Fix bad designs. Most networks have problems. Those problems will, if ignored, lead to unscheduled downtime. One of your jobs as an engineer is to anticipate the weaknesses in a network and, making the most of your allotted budget and available equipment, engineer those weaknesses out.
Standard, simple, replicable design, supported by documentation. Networks that are built the same from pod to pod, closet to closet, and site to site tend to be more stable. Standardized designs have been standardized because they work. They tend to be as simple as possible, but no simpler. Standardized, simple designs lend themselves to being copied. The documenting of standard designs means that other engineers have the opportunity to enforce consistency across the network landscape.
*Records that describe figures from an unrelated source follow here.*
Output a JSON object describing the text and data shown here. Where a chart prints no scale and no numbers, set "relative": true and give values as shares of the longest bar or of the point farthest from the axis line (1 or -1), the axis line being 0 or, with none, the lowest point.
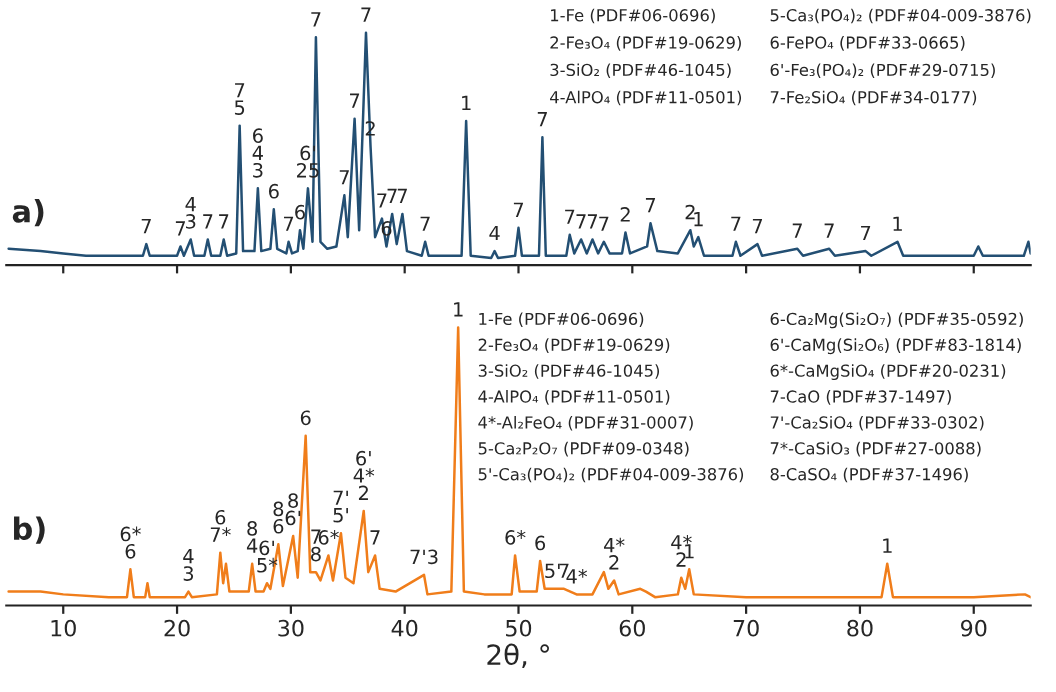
{
  "chart_data": [
    {
      "type": "line",
      "relative": true,
      "xlim": [
        5,
        95
      ],
      "xticks": [
        10,
        20,
        30,
        40,
        50,
        60,
        70,
        80,
        90
      ],
      "tick_labels": false,
      "grid": false,
      "legend": false,
      "series": [
        {
          "color": "#234f73",
          "x": [
            5.2,
            8,
            10,
            12,
            16,
            17,
            17.3,
            17.6,
            20,
            20.3,
            20.6,
            21.2,
            21.5,
            22.4,
            22.7,
            23.0,
            23.8,
            24.1,
            24.4,
            25.2,
            25.5,
            25.8,
            26.8,
            27.1,
            27.4,
            28.2,
            28.5,
            28.8,
            29.6,
            29.8,
            30.1,
            30.6,
            30.8,
            31.1,
            31.5,
            31.9,
            32.2,
            32.6,
            33.2,
            34.0,
            34.7,
            35.0,
            35.6,
            36.0,
            36.6,
            37.0,
            37.4,
            38.0,
            38.4,
            38.9,
            39.3,
            39.8,
            40.2,
            41.5,
            41.8,
            42.1,
            45.0,
            45.4,
            45.8,
            47.6,
            47.9,
            48.2,
            49.7,
            50.0,
            50.3,
            51.8,
            52.1,
            52.4,
            54.2,
            54.5,
            54.9,
            55.5,
            56.0,
            56.5,
            57.0,
            57.5,
            58,
            59.1,
            59.4,
            59.8,
            61.3,
            61.6,
            62.2,
            64,
            65.1,
            65.4,
            65.8,
            66.3,
            68.8,
            69.1,
            69.5,
            71.0,
            71.4,
            74.5,
            75,
            77.3,
            77.8,
            80.5,
            81,
            83.3,
            83.8,
            90,
            90.4,
            90.8,
            94.4,
            94.8,
            95.0
          ],
          "values": [
            0.07,
            0.06,
            0.05,
            0.04,
            0.04,
            0.04,
            0.09,
            0.04,
            0.04,
            0.08,
            0.04,
            0.11,
            0.04,
            0.04,
            0.11,
            0.04,
            0.04,
            0.11,
            0.04,
            0.05,
            0.6,
            0.06,
            0.06,
            0.33,
            0.06,
            0.07,
            0.24,
            0.07,
            0.05,
            0.1,
            0.05,
            0.06,
            0.15,
            0.07,
            0.33,
            0.1,
            0.98,
            0.1,
            0.07,
            0.08,
            0.3,
            0.12,
            0.63,
            0.15,
            1.0,
            0.51,
            0.12,
            0.2,
            0.08,
            0.22,
            0.09,
            0.22,
            0.06,
            0.04,
            0.1,
            0.04,
            0.04,
            0.62,
            0.04,
            0.03,
            0.06,
            0.03,
            0.04,
            0.16,
            0.04,
            0.04,
            0.55,
            0.04,
            0.04,
            0.13,
            0.05,
            0.11,
            0.05,
            0.11,
            0.05,
            0.1,
            0.05,
            0.05,
            0.14,
            0.05,
            0.08,
            0.18,
            0.06,
            0.05,
            0.15,
            0.08,
            0.12,
            0.04,
            0.04,
            0.1,
            0.04,
            0.09,
            0.04,
            0.07,
            0.04,
            0.07,
            0.04,
            0.06,
            0.04,
            0.1,
            0.04,
            0.04,
            0.08,
            0.04,
            0.04,
            0.1,
            0.05
          ]
        }
      ],
      "annotations": [
        "a)",
        "1-Fe (PDF#06-0696)",
        "2-Fe₃O₄ (PDF#19-0629)",
        "3-SiO₂ (PDF#46-1045)",
        "4-AlPO₄ (PDF#11-0501)",
        "5-Ca₃(PO₄)₂ (PDF#04-009-3876)",
        "6-FePO₄ (PDF#33-0665)",
        "6'-Fe₃(PO₄)₂ (PDF#29-0715)",
        "7-Fe₂SiO₄ (PDF#34-0177)",
        {
          "text": "7",
          "x": 17.3,
          "y": 0.09
        },
        {
          "text": "7",
          "x": 20.3,
          "y": 0.08
        },
        {
          "text": "4\n3",
          "x": 21.2,
          "y": 0.11
        },
        {
          "text": "7",
          "x": 22.7,
          "y": 0.11
        },
        {
          "text": "7",
          "x": 24.1,
          "y": 0.11
        },
        {
          "text": "7\n5",
          "x": 25.5,
          "y": 0.6
        },
        {
          "text": "6\n4\n3",
          "x": 27.1,
          "y": 0.33
        },
        {
          "text": "6",
          "x": 28.5,
          "y": 0.24
        },
        {
          "text": "7",
          "x": 29.8,
          "y": 0.1
        },
        {
          "text": "6",
          "x": 30.8,
          "y": 0.15
        },
        {
          "text": "6'\n25",
          "x": 31.5,
          "y": 0.33
        },
        {
          "text": "7",
          "x": 32.2,
          "y": 0.98
        },
        {
          "text": "7",
          "x": 34.7,
          "y": 0.3
        },
        {
          "text": "7",
          "x": 35.6,
          "y": 0.63
        },
        {
          "text": "7",
          "x": 36.6,
          "y": 1.0
        },
        {
          "text": "2",
          "x": 37.0,
          "y": 0.51
        },
        {
          "text": "7",
          "x": 38.0,
          "y": 0.2
        },
        {
          "text": "7",
          "x": 38.9,
          "y": 0.22
        },
        {
          "text": "7",
          "x": 39.8,
          "y": 0.22
        },
        {
          "text": "6",
          "x": 38.4,
          "y": 0.08
        },
        {
          "text": "7",
          "x": 41.8,
          "y": 0.1
        },
        {
          "text": "1",
          "x": 45.4,
          "y": 0.62
        },
        {
          "text": "4",
          "x": 47.9,
          "y": 0.06
        },
        {
          "text": "7",
          "x": 50.0,
          "y": 0.16
        },
        {
          "text": "7",
          "x": 52.1,
          "y": 0.55
        },
        {
          "text": "7",
          "x": 54.5,
          "y": 0.13
        },
        {
          "text": "7",
          "x": 55.5,
          "y": 0.11
        },
        {
          "text": "7",
          "x": 56.5,
          "y": 0.11
        },
        {
          "text": "7",
          "x": 57.5,
          "y": 0.1
        },
        {
          "text": "2",
          "x": 59.4,
          "y": 0.14
        },
        {
          "text": "7",
          "x": 61.6,
          "y": 0.18
        },
        {
          "text": "2",
          "x": 65.1,
          "y": 0.15
        },
        {
          "text": "1",
          "x": 65.8,
          "y": 0.12
        },
        {
          "text": "7",
          "x": 69.1,
          "y": 0.1
        },
        {
          "text": "7",
          "x": 71.0,
          "y": 0.09
        },
        {
          "text": "7",
          "x": 74.5,
          "y": 0.07
        },
        {
          "text": "7",
          "x": 77.3,
          "y": 0.07
        },
        {
          "text": "7",
          "x": 80.5,
          "y": 0.06
        },
        {
          "text": "1",
          "x": 83.3,
          "y": 0.1
        }
      ]
    },
    {
      "type": "line",
      "relative": true,
      "xlim": [
        5,
        95
      ],
      "xticks": [
        10,
        20,
        30,
        40,
        50,
        60,
        70,
        80,
        90
      ],
      "tick_labels": "x",
      "xlabel": "2θ, °",
      "grid": false,
      "legend": false,
      "series": [
        {
          "color": "#f07d1a",
          "x": [
            5.2,
            8,
            10,
            14,
            15.6,
            15.9,
            16.2,
            17.2,
            17.4,
            17.6,
            20.7,
            21.0,
            21.3,
            23.5,
            23.8,
            24.05,
            24.3,
            24.6,
            26.3,
            26.6,
            26.9,
            27.6,
            27.9,
            28.2,
            28.9,
            29.3,
            30.2,
            30.6,
            31.3,
            31.7,
            32.2,
            32.6,
            33.3,
            33.7,
            34.4,
            34.8,
            35.5,
            36.4,
            36.8,
            37.4,
            37.8,
            39.2,
            41.7,
            42.0,
            44.1,
            44.7,
            45.2,
            47,
            49.4,
            49.7,
            50.1,
            51.6,
            51.9,
            52.3,
            53.0,
            54.0,
            55.1,
            56.5,
            57.5,
            57.9,
            58.4,
            58.8,
            60.7,
            61.2,
            62,
            64.0,
            64.3,
            64.65,
            65.0,
            65.4,
            70,
            75,
            81.9,
            82.4,
            82.9,
            90,
            94.5,
            95
          ],
          "values": [
            0.05,
            0.05,
            0.04,
            0.03,
            0.03,
            0.13,
            0.03,
            0.03,
            0.08,
            0.03,
            0.03,
            0.05,
            0.03,
            0.04,
            0.19,
            0.08,
            0.15,
            0.05,
            0.05,
            0.15,
            0.05,
            0.05,
            0.08,
            0.06,
            0.22,
            0.07,
            0.25,
            0.1,
            0.61,
            0.12,
            0.12,
            0.09,
            0.18,
            0.09,
            0.26,
            0.1,
            0.08,
            0.34,
            0.12,
            0.18,
            0.06,
            0.05,
            0.11,
            0.04,
            0.05,
            1.0,
            0.05,
            0.04,
            0.04,
            0.18,
            0.05,
            0.05,
            0.16,
            0.06,
            0.06,
            0.06,
            0.04,
            0.04,
            0.12,
            0.06,
            0.09,
            0.04,
            0.06,
            0.05,
            0.03,
            0.04,
            0.1,
            0.06,
            0.13,
            0.04,
            0.03,
            0.03,
            0.03,
            0.15,
            0.03,
            0.03,
            0.04,
            0.03
          ]
        }
      ],
      "annotations": [
        "b)",
        "1-Fe (PDF#06-0696)",
        "2-Fe₃O₄ (PDF#19-0629)",
        "3-SiO₂ (PDF#46-1045)",
        "4-AlPO₄ (PDF#11-0501)",
        "4*-Al₂FeO₄ (PDF#31-0007)",
        "5-Ca₂P₂O₇ (PDF#09-0348)",
        "5'-Ca₃(PO₄)₂ (PDF#04-009-3876)",
        "6-Ca₂Mg(Si₂O₇) (PDF#35-0592)",
        "6'-CaMg(Si₂O₆) (PDF#83-1814)",
        "6*-CaMgSiO₄ (PDF#20-0231)",
        "7-CaO (PDF#37-1497)",
        "7'-Ca₂SiO₄ (PDF#33-0302)",
        "7*-CaSiO₃ (PDF#27-0088)",
        "8-CaSO₄ (PDF#37-1496)",
        {
          "text": "6*\n6",
          "x": 15.9,
          "y": 0.13
        },
        {
          "text": "4\n3",
          "x": 21.0,
          "y": 0.05
        },
        {
          "text": "6\n7*",
          "x": 23.8,
          "y": 0.19
        },
        {
          "text": "8\n4",
          "x": 26.6,
          "y": 0.15
        },
        {
          "text": "6'\n5*",
          "x": 27.9,
          "y": 0.08
        },
        {
          "text": "8\n6",
          "x": 28.9,
          "y": 0.22
        },
        {
          "text": "8\n6'",
          "x": 30.2,
          "y": 0.25
        },
        {
          "text": "6",
          "x": 31.3,
          "y": 0.61
        },
        {
          "text": "7\n8",
          "x": 32.2,
          "y": 0.12
        },
        {
          "text": "6*",
          "x": 33.3,
          "y": 0.18
        },
        {
          "text": "7'\n5'",
          "x": 34.4,
          "y": 0.26
        },
        {
          "text": "6'\n4*\n2",
          "x": 36.4,
          "y": 0.34
        },
        {
          "text": "7",
          "x": 37.4,
          "y": 0.18
        },
        {
          "text": "7'3",
          "x": 41.7,
          "y": 0.11
        },
        {
          "text": "1",
          "x": 44.7,
          "y": 1.0
        },
        {
          "text": "6*",
          "x": 49.7,
          "y": 0.18
        },
        {
          "text": "6",
          "x": 51.9,
          "y": 0.16
        },
        {
          "text": "5'",
          "x": 53.0,
          "y": 0.06
        },
        {
          "text": "7",
          "x": 54.0,
          "y": 0.06
        },
        {
          "text": "4*",
          "x": 55.1,
          "y": 0.04
        },
        {
          "text": "4*\n2",
          "x": 58.4,
          "y": 0.09
        },
        {
          "text": "4*\n2",
          "x": 64.3,
          "y": 0.1
        },
        {
          "text": "1",
          "x": 65.0,
          "y": 0.13
        },
        {
          "text": "1",
          "x": 82.4,
          "y": 0.15
        }
      ]
    }
  ]
}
No cowboys. As an engineer working on a production network, you are not a special snowflake. Fall in line. Build the network according to the standard. Stop making it up as you go like a gunslinging anti-hero. Networks don’t stay up if you make it up. Stable networks are the result of thoughtful design pondered over time and carefully considered in the context of the business and the rest of the IT stack.
A minimum of changes. Stop changing things whenever you’re in the mood. Every time you’re about to commit a change, ask yourself if it’s necessary. If yes, is this the appropriate time? Change windows exist for a reason. Do the right thing at the right time to mitigate the risk inherent in change.
Capacity monitoring and planning. A stable network is one that carries all of its traffic with consistent end-to-end latency and very little packet loss. Congested links are a form of network instability, because they result in undelivered traffic. Keeping ahead of bottlenecks is key to long-term network stability.
Wizard-like knowledge of how changes impact traffic. While companies like Veriflow and Forward Networks get up to speed verifying changes against network models, the best network modeler is often the engineer making the change. You should understand the protocols you’re shooting from your keyboard laser pistol so thoroughly that you can predict what’s going to happen when you start making “pew pew” noises. If every new command results in a surprise, you’re going to cause downtime without meaning to.
Obvious security holes filled. Read a hardening guide and apply the bits you can. Change default credentials. Turn off unused services. Avoid silly things like “public” and “private” SNMP community strings, remnants from a bygone era. If you leave doors open, you’re going to get owned. Once the doors are shut, make sure the windows are latched. Stable networks make an attacker work to compromise the infrastructure.
Bug free code. Don’t run the latest release just because it’s out. New code can, and often will, introduce bugs. If the code you run now does what you need and has no known serious security vulnerabilities, stick with it. When possible, prefer maintenance trains and vendor recommended releases over code still dripping with developer sweat.
If I Had To Pick One Thing...
I’d pick “a minimum of changes” as the single greatest factor in network stability. Leave the network alone if it isn’t broken. When the network design does need to change, plan the change with excruciating caution, and schedule the change for a time that the business agrees to.
Never make changes on the sly, hoping no one notices. That can be hard when you’re an introverted type like I am, especially when you just want to get something done.
However, I’ve learned that no matter how capable you are or how unlikely the change is to cause a disruption, accidents happen. A mid-day outage is an introvert’s worst nightmare, especially if you’re the cause.